By Andrea M. Alonso and Kevin G. Faley

September 3, 2021


Private guards serve a necessary function by assisting law enforcement, ensuring individual safety and protecting business interests. Due to the nature of the profession, security guards and their employers are particularly vulnerable to potential civil liability for intentional torts, negligence, and civil rights violations. This article analyzes the application and extent of security guard liability in New York. 


Property owners may “use reasonable force to eject a trespasser from its premises,” but evidence of unnecessary force or intent to injure removes the privilege. Mitchell v. New York Univ., 2014 N.Y. Misc. LEXIS 105, at *17 (Sup. Ct. N.Y. Cnty. Jan. 8, 2014). Assault and battery claims brought against private security guards will typically turn on the intent and reasonableness of the guard’s actions. For example, in Oakley v. Dolan, 980 F.3d 279 (2d Cir. 2020), the plaintiff brought assault and battery claims after he was roughly pushed to the ground, restrained, then removed from Madison Square Garden by security despite a lack of physical threat or provocation. Plaintiff alleged he had done nothing wrong and had even raised his arms in a defensive and non-violent gesture. The court reinstated plaintiff’s assault and battery claims as the facts permitted a reasonable inference that the plaintiff was subjected to unreasonable force.  
In claims stemming from the detainment of suspected shoplifters, courts will look to New York General Business Law § 218 (referred to as “shopkeeper’s privilege”). The statute shields police officers, shopkeepers, and their employees or agents from liability when detaining potential shoplifters so long as the detainment was based on reasonable grounds, occurred in a reasonable manner, and lasted for a reasonable time. 

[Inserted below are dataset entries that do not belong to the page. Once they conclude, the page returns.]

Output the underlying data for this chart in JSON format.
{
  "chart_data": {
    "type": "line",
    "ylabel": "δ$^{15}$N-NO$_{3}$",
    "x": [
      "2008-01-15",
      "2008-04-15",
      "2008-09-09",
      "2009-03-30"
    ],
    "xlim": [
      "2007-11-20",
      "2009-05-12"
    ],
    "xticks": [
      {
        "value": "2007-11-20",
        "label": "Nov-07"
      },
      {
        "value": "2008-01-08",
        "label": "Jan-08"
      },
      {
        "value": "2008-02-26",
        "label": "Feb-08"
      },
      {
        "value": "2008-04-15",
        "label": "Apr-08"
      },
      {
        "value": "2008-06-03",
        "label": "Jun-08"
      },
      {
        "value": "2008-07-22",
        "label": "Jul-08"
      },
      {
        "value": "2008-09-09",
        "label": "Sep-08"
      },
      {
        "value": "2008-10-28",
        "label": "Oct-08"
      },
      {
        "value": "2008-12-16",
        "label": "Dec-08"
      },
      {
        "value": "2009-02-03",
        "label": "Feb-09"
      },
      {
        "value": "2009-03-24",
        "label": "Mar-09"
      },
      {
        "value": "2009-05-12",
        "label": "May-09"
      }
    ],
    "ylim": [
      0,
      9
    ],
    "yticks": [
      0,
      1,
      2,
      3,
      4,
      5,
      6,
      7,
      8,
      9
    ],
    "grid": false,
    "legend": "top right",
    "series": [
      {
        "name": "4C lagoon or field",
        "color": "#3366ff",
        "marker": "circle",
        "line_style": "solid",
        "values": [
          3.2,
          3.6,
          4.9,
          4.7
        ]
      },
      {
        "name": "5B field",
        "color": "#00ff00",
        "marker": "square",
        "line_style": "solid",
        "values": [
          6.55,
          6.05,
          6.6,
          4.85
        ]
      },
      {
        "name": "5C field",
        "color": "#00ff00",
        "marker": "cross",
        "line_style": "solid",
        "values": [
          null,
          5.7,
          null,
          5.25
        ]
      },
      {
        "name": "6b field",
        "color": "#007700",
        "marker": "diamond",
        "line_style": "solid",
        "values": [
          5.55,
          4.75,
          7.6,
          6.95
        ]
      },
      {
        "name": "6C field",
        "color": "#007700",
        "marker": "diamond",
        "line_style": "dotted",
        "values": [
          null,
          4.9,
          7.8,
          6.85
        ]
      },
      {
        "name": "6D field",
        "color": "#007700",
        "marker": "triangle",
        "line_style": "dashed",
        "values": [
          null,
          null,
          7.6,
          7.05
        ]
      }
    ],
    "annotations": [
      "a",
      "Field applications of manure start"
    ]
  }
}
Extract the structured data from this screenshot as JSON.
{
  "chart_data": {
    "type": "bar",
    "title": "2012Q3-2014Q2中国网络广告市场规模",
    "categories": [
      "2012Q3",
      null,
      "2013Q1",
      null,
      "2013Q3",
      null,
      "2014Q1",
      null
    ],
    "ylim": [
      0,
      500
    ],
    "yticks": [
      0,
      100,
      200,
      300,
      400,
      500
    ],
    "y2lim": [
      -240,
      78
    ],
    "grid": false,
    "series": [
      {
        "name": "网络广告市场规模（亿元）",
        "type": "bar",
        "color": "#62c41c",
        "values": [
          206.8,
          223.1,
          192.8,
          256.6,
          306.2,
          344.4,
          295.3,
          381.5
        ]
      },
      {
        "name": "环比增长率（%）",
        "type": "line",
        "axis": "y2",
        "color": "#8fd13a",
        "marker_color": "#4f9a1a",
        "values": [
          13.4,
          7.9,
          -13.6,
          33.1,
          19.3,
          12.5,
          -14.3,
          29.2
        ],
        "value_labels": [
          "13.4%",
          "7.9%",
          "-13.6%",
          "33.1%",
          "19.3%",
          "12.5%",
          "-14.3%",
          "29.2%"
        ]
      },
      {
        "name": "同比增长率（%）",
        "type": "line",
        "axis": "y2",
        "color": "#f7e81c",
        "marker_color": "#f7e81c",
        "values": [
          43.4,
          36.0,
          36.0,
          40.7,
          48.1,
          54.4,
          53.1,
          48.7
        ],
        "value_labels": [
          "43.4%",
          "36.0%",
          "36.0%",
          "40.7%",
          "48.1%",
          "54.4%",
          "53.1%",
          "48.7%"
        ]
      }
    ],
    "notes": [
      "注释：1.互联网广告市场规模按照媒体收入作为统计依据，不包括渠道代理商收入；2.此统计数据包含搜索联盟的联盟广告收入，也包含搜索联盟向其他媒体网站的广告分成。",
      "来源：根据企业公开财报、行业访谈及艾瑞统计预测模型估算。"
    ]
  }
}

Although courts have traditionally interpreted the statute quite broadly, some limitations have arisen in recent years. In Orellana v. Macy's Retail Holdings, Inc., 36 N.Y.S.3d 547 (Sup. Ct. N.Y. Cnty. 2016), the plaintiff was suspected of shoplifting and detained by one of Macy’s Loss Prevention Officers. By combining its power to detain under General Business Law § 218, with its power to collect civil penalties from suspected shoplifters under General Obligations Law § 11-105, Macy’s refused to release the plaintiff until she confessed and paid a civil penalty. The court found that Macy’s overstepped its authority under § 218 as the store was “detaining, investigating, eliciting a confession and recovering civil penalties at the time the suspected shoplifter is in Macy's custody, and then instead of releasing the individual, continuing to detain them and pursue criminal punishment.” Id. at 553. 

A proposed amendment to General Business Law § 218 addresses this very issue by both changing the definition of “reasonable time” to not exceed one hour (except in extraordinary circumstances) and mandating that the release from detainment shall not be conditioned on the detainee “sign[ing] any documents, statements, or agreements to pay damages.” N.Y. State Assemb. A00310 § 3-4, 244th Ann. Legis. Sess. (N.Y. 2021). It is unclear if and when the proposed legislation will be passed. 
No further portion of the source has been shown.